The crescendo isn’t pretty, and both parent and child can feel uncomfortable. It’s just like that place in your favorite Netflix show: All heck is breaking loose and you are scared for your main character. You almost cannot bear the tension. And then…
A resolution happens. The end of an illness is when the cells of the immune system have identified the pathogen and integrated it. The body is returning to normal—except the new normal holds the invaluable lessons learned during the infection. On the inside your child is wiser, better equipped, more developed, and smarter. Yes, they had to go through a miserable process, but the result is how nature works. Chaos leads to order.
Think of a preschool classroom. At the start of the day, a child might be clinging to his parent as he puts his coat in his cubby. The transition into the play area requires a bit of warming up, maybe with a teacher leading him by the hand into the room. This is the beginning of the arc.
Then play builds to the crescendo. The child goes to the dress-up area and tries on every piece of clothing, every crown or hat, and every scarf. The area soon looks like a fluffy, brocade-laden mess of garments. Next, he moves on to the “library,” taking out every book, perusing each page and “reading” to friends. Books go everywhere and the kids are surrounded by piles of words.

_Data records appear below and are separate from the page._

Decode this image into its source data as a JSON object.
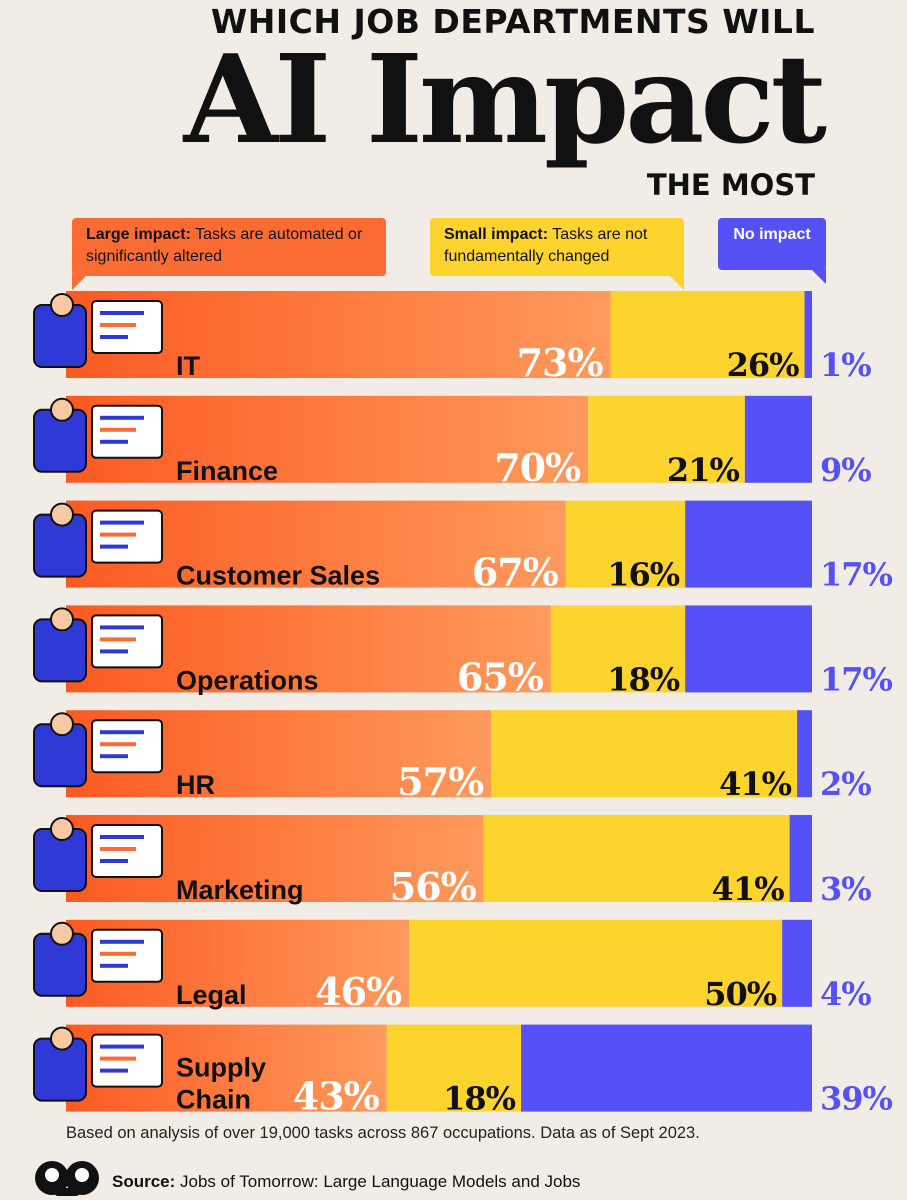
{
  "header": {
    "line1": "WHICH JOB DEPARTMENTS WILL",
    "line2": "AI Impact",
    "line3": "THE MOST"
  },
  "legend": {
    "large_title": "Large impact:",
    "large_text": " Tasks are automated or significantly altered",
    "small_title": "Small impact:",
    "small_text": " Tasks are not fundamentally changed",
    "none_title": "No impact"
  },
  "colors": {
    "large": "#fb6c35",
    "large_light": "#ff9a5c",
    "small": "#fdd32e",
    "none": "#5551f7",
    "background": "#f1ede6"
  },
  "chart_data": {
    "type": "bar",
    "orientation": "horizontal",
    "stacked": true,
    "categories": [
      "IT",
      "Finance",
      "Customer Sales",
      "Operations",
      "HR",
      "Marketing",
      "Legal",
      "Supply Chain"
    ],
    "series": [
      {
        "name": "Large impact",
        "values": [
          73,
          70,
          67,
          65,
          57,
          56,
          46,
          43
        ]
      },
      {
        "name": "Small impact",
        "values": [
          26,
          21,
          16,
          18,
          41,
          41,
          50,
          18
        ]
      },
      {
        "name": "No impact",
        "values": [
          1,
          9,
          17,
          17,
          2,
          3,
          4,
          39
        ]
      }
    ],
    "value_suffix": "%"
  },
  "footnote": "Based on analysis of over 19,000 tasks across 867 occupations. Data as of Sept 2023.",
  "source": {
    "label": "Source:",
    "text": " Jobs of Tomorrow: Large Language Models and Jobs"
  },
  "icons": [
    "it-worker-icon",
    "finance-worker-icon",
    "customer-sales-icon",
    "operations-worker-icon",
    "hr-worker-icon",
    "marketing-worker-icon",
    "legal-worker-icon",
    "supply-chain-icon",
    "logo-icon"
  ]
}
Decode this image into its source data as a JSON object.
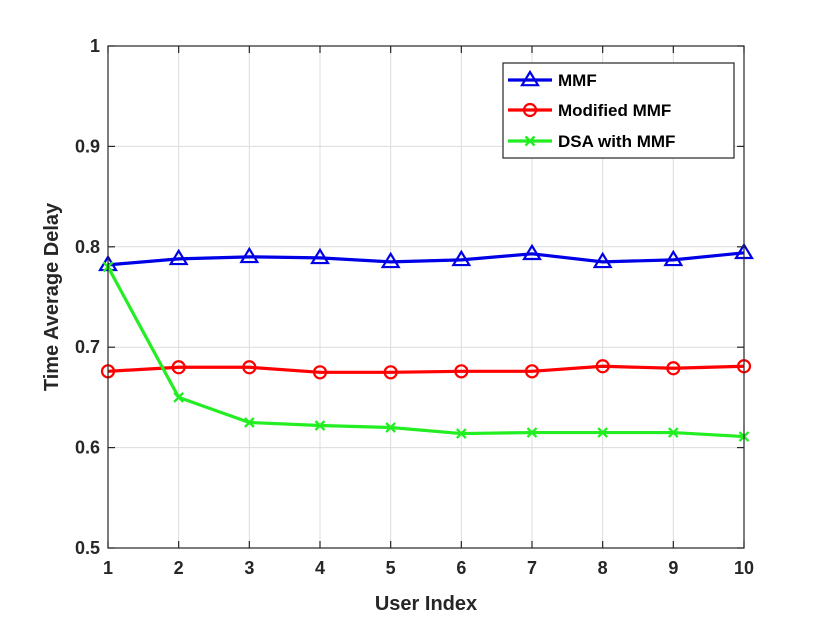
{
  "chart_data": {
    "type": "line",
    "title": "",
    "xlabel": "User Index",
    "ylabel": "Time Average Delay",
    "x": [
      1,
      2,
      3,
      4,
      5,
      6,
      7,
      8,
      9,
      10
    ],
    "xlim": [
      1,
      10
    ],
    "ylim": [
      0.5,
      1
    ],
    "xticks": [
      "1",
      "2",
      "3",
      "4",
      "5",
      "6",
      "7",
      "8",
      "9",
      "10"
    ],
    "yticks": [
      "0.5",
      "0.6",
      "0.7",
      "0.8",
      "0.9",
      "1"
    ],
    "grid": true,
    "legend_position": "top-right",
    "series": [
      {
        "name": "MMF",
        "color": "#0000e6",
        "marker": "triangle",
        "values": [
          0.782,
          0.788,
          0.79,
          0.789,
          0.785,
          0.787,
          0.793,
          0.785,
          0.787,
          0.794
        ]
      },
      {
        "name": "Modified MMF",
        "color": "#ff0000",
        "marker": "circle",
        "values": [
          0.676,
          0.68,
          0.68,
          0.675,
          0.675,
          0.676,
          0.676,
          0.681,
          0.679,
          0.681
        ]
      },
      {
        "name": "DSA with MMF",
        "color": "#22ee22",
        "marker": "x",
        "values": [
          0.78,
          0.65,
          0.625,
          0.622,
          0.62,
          0.614,
          0.615,
          0.615,
          0.615,
          0.611
        ]
      }
    ]
  }
}
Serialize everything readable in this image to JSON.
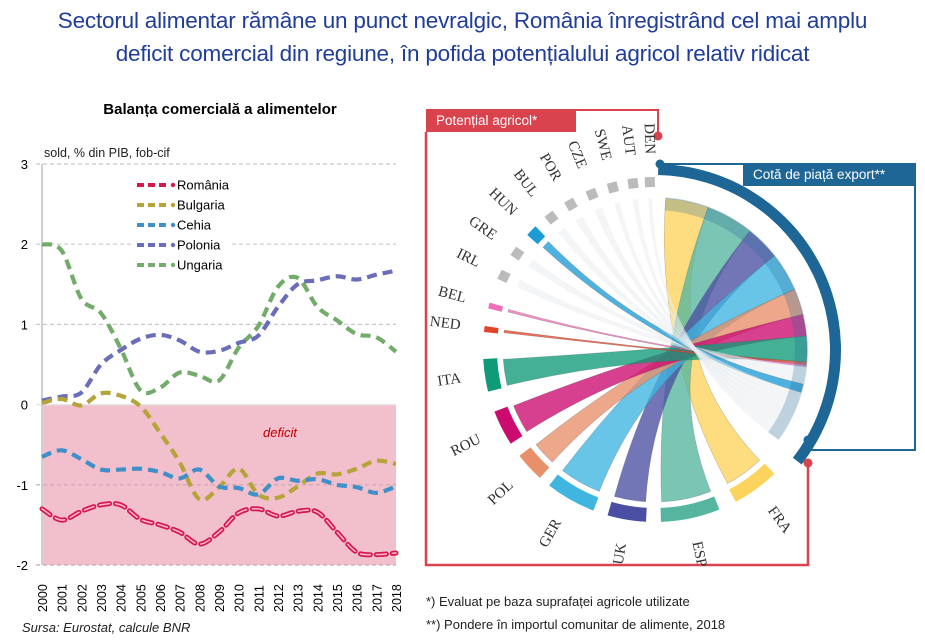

This looks like chaos. But actually, the child is learning through play. The immune system works the same way— chaos first, then order. (And in reality, the sequence of chaos/order/chaos/order repeats throughout a lifetime.)
At the end of the day, everything in the classroom is put back in its place. The floor is swept, the light switched off. Everything appears to be back exactly where it was before. But the child, having spent the day happily engaged in play, has new experiences, new learning, and a new set of neural connections.
He may look the same from the outside, but inside, he’s incorporating real knowledge.
When you allow a child to move from sandbox to painting station with a bit of chaos, he will grow, learn, and develop. If you stop him in the middle of his creative play and try to force a lesson, it’s like giving a medication to suppress symptoms. Suppression stops growth and development. Adult intervention may seem like it’s called for, but the kid’s innate wisdom, given free reign, will lead in stronger, new directions.
Although it feels counterintuitive, giving the symptoms room to play means you’re creating a learning environment for the immune system. And the body even puts its own toys away.